Pikante Details über Jobbewerber
Nach Leichen im Keller googeln

Vor allem in den USA suchen immer mehr Personalchefs im Netz nach Details über Jobanwärter – und erleben oft Überraschungen. Längst verdrängte Internetaktivitäten können manchen Bewerber so um das ersehnte Vorstellungsgespräch bringen.

LOS ANGELES. Für Maja Skipp war es bereits die vierte Absage in einer Woche. Dabei war die 29-Jährige zumindest für die ausgeschriebene Stelle bei der großen Werbeagentur im kalifornischen Santa Monica eigentlich die perfekte Kandidatin. Uni-Abschluss, deutsche und englische Sprachkenntnisse, Erfahrung im Marketing – lauteten die Voraussetzungen. „Ich habe alle 100-prozentig erfüllt“, wunderte sich Skipp. Auch Zeugnisse und Referenzen waren in Ordnung. Sie verstand die Welt nicht mehr.

Am Telefon druckste der freundliche Personalchef zunächst ein bisschen herum. Als die gebürtige Wienerin insistierte, wurde er deutlich: „Ich habe Ihren Namen im Internet gegoogelt, und dabei bin ich auf recht merkwürdige Blogs gestoßen.
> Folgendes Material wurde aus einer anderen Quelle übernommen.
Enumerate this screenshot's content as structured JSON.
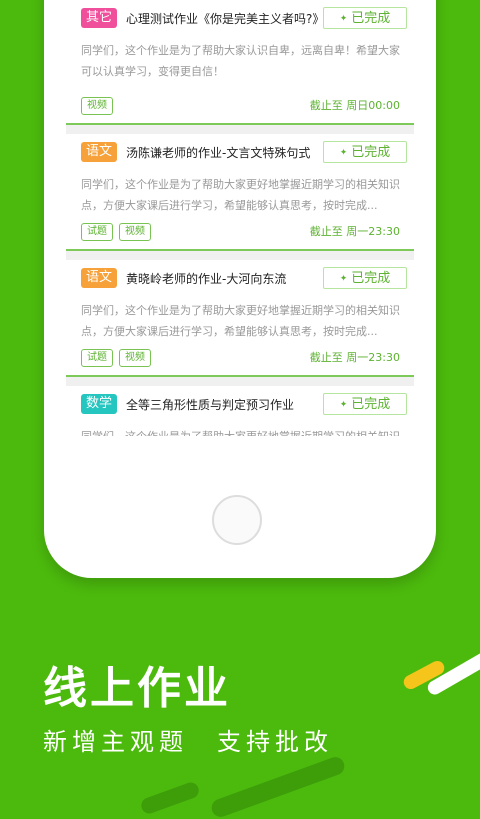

Deshalb habe ich lieber andere Kandidaten eingeladen.“ Skipp war wie vom Donner gerührt. Ihre Internet-Vergangenheit war es, die der begeisterten Surferin Maja Skipp jetzt den lukrativen Job kostete. Als Studentin hatte Skipp ein persönliches Tagebuch, ein so genanntes Blog, ins Internet gestellt. Damals schien es eine witzige Idee. So konnte die Wienerin ihre Freunde rund um den Globus über persönliche Erlebnisse auf dem Laufenden halten. Leider waren in diesem Blog auch Fotos, die Skipp bei einer College-Fete zeigten: ein Bierglas schwenkend in zweideutigen Posen – eine Jugendsünde. Doch so etwas nehmen gerade US-Firmen manchmal sehr ernst.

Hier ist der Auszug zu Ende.